“Whatever will be, will be. The future is not ours to see.” This refrain remains as true for central bankers as for other aspiring economic forecasters. Forecasting is done adequately when everything is stable and the future turns out to be like the past; indeed, standard models used by central banks virtually force forecasts to revert to past trends. But when a break comes, central banks are as clueless to foresee it as anyone else. Forecasts for 2008 made as late as the middle of the same year are a case in point.

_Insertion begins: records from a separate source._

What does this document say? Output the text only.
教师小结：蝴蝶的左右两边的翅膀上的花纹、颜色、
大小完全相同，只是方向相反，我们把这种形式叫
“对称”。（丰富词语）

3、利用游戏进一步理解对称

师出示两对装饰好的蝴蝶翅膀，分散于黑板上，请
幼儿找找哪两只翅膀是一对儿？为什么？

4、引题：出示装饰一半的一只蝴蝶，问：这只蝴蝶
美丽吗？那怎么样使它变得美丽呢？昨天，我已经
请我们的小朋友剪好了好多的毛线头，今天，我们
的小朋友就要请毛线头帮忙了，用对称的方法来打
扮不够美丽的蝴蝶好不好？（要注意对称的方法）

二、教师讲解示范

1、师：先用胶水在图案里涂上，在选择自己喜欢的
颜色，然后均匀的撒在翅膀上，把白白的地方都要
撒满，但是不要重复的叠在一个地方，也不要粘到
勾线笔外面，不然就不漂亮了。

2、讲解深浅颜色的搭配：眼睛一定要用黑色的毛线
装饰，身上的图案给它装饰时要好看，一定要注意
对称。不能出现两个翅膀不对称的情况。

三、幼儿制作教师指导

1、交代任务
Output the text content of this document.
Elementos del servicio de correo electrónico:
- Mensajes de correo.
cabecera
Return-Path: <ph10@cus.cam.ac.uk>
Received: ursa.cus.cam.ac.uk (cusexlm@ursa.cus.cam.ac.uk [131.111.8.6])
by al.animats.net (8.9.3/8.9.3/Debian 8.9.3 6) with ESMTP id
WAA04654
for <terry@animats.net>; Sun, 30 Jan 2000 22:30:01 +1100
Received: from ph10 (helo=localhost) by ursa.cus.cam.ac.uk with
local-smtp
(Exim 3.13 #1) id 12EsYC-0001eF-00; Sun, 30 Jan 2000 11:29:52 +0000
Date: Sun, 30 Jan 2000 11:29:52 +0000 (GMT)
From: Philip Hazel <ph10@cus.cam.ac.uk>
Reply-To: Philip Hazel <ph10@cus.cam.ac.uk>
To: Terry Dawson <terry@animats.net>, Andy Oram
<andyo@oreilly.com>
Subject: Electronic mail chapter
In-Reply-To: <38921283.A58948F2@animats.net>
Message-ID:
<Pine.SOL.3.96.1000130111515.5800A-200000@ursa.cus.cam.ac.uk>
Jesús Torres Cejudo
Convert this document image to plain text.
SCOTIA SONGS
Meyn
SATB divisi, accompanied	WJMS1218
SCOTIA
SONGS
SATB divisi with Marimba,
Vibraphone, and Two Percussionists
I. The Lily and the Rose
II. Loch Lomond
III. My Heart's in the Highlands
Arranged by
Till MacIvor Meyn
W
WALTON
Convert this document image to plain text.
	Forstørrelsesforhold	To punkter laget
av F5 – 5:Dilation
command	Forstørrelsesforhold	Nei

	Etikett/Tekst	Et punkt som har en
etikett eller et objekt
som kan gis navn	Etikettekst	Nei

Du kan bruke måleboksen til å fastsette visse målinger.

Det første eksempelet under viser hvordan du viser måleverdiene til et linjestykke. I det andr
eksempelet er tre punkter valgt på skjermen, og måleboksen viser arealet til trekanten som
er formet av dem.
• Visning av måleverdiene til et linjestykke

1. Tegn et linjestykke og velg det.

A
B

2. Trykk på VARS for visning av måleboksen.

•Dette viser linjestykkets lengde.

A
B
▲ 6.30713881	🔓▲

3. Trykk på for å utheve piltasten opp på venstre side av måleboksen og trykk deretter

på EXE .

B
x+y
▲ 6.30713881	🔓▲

Neither central bankers, nor anyone else, have a good way of predicting future fluctuations in either output, inflation or interest rates more than a few quarters ahead. In order to express a view about the likely level of official interest rates two years hence, the respondent would have to try to work out what might be the expected growth rate of output three years hence and the probable inflation rate four years from now. If you believe that there are strong forces returning the economy to equilibrium, such medium-term forecasts are perfectly do-able, but, if such strong centripetal forces exist, monetary policy becomes easier all around, with or without the benefit of official forecasts.
The present context is one of enhanced uncertainty. What will be the sustainable rate of growth of output over the next five, or 10, years? Will we emulate Japan or bounce back? Nobody knows. What will happen to inflation? Will accommodative monetary policy struggle to hold deflation at bay, or will the explosion of central bank balance sheets (and fiscal deficits) usher in inflationary forces?